Naturally, the customer support phone number no longer worked. Ivanova and others who bought fake tickets went to check the address listed on the website.

“It was a regular office building, and there weren’t any ticket-selling companies,” Ivanova said. “The security guards told us that, over the weekend, crowds of people came here to look for the same company.”

Ivanova’s post on Facebook on Aug.31 drew dozens of comments from other victims with similar stories.

“We came from Minsk. We also bought three tickets for over Hr 6,000 from e-ticket.in.ua,” wrote Facebook user Irina Slavnikova. Fans came from all over Ukraine, Poland, Belarus, and Moldova.

Some, like Lviv resident Igor Balitskyi, also reported having been scammed by ticket resellers. He bought two tickets for him and his wife from a reseller on OLX, a Ukrainian site for private vendors.

His tickets looked genuine, he told the Kyiv Post: printed on high-quality paper with a barcode and the logo of Karabas, Ukraine’s largest ticket-selling service. But they were invalid too.

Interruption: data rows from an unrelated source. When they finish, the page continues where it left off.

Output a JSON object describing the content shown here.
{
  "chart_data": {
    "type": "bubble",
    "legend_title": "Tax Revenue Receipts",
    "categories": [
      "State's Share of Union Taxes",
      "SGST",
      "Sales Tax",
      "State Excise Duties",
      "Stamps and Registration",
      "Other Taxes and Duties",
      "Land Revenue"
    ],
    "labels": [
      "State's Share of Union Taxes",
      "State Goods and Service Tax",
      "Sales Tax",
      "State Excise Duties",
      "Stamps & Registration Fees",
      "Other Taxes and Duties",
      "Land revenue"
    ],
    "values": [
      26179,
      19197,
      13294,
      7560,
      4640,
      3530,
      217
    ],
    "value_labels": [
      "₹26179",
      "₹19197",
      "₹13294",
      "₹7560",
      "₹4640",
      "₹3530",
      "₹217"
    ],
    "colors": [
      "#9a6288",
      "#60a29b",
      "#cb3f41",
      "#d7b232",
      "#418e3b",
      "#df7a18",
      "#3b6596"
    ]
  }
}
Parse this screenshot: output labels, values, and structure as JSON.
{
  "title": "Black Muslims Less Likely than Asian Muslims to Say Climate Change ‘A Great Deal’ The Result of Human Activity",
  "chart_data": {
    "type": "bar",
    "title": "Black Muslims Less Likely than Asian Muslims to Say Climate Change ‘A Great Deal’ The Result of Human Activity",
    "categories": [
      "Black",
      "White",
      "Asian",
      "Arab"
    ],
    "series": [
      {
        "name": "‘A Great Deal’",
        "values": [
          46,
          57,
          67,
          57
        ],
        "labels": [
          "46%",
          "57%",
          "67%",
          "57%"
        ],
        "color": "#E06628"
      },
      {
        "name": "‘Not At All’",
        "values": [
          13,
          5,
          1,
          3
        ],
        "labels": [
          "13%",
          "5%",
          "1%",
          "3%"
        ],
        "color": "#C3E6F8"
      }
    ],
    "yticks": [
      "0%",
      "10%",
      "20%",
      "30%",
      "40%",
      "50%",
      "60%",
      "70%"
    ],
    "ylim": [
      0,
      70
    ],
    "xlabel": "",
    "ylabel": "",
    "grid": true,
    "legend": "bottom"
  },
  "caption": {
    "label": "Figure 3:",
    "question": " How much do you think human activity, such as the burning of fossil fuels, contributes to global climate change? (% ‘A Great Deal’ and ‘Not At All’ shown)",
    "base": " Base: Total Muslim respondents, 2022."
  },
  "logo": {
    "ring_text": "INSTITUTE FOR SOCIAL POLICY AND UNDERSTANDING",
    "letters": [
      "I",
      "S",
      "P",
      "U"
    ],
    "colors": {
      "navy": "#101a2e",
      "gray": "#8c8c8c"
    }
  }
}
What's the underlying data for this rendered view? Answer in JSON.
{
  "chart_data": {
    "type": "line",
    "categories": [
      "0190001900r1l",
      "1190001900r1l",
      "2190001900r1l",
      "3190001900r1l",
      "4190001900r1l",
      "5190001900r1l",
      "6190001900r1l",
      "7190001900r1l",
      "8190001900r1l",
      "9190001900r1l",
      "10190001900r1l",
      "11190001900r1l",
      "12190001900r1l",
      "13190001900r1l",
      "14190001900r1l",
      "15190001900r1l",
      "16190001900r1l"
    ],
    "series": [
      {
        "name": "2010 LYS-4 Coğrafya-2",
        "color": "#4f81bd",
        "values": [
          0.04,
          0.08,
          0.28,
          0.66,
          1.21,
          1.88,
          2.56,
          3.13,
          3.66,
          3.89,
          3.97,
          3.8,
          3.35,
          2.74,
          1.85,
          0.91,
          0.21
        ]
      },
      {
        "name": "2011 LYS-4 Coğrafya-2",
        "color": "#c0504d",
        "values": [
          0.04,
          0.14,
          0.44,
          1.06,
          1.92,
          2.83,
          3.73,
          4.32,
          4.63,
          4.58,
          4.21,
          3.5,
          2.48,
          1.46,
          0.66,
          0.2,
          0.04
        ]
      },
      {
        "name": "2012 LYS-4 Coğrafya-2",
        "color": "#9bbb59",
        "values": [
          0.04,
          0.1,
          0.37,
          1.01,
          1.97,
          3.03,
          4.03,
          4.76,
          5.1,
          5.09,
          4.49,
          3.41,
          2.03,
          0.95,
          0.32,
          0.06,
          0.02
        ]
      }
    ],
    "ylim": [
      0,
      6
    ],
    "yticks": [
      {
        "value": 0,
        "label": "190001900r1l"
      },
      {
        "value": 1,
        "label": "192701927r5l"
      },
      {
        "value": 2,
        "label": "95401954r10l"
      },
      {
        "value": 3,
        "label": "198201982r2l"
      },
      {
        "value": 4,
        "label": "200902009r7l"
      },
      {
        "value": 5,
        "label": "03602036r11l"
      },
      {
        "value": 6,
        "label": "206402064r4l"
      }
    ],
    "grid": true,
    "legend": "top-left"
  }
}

Balitskyi and wife convinced the volunteers at the gates to let them in, and they found other people in their seats who had exactly the same tickets.

“The tickets weren’t fake. They were duplicated. Those people came first, they went through the gates, and we didn’t,” Balitskyi said. He is still unsure whether he and his wife or the other people had the original tickets.

The tickets to Imagine Dragons’ first-ever concert in Kyiv went on sale on Jan. 9. The demand was so high that the organizers had to launch an electronic queue. On the first day, nearly 50,000 people signed up for the waiting list, according to the UNIAN news agency.

“The ticket scam was a huge issue we have had to deal with,” the concert organizers, GAS Concert, told the Kyiv Post. “The demand was unprecedentedly high for Ukraine from the day the tickets went on sale. We don’t know how many hundreds or thousands people purchased fake tickets, but we warned the fans about fraud and advised them to buy only from official distributors.”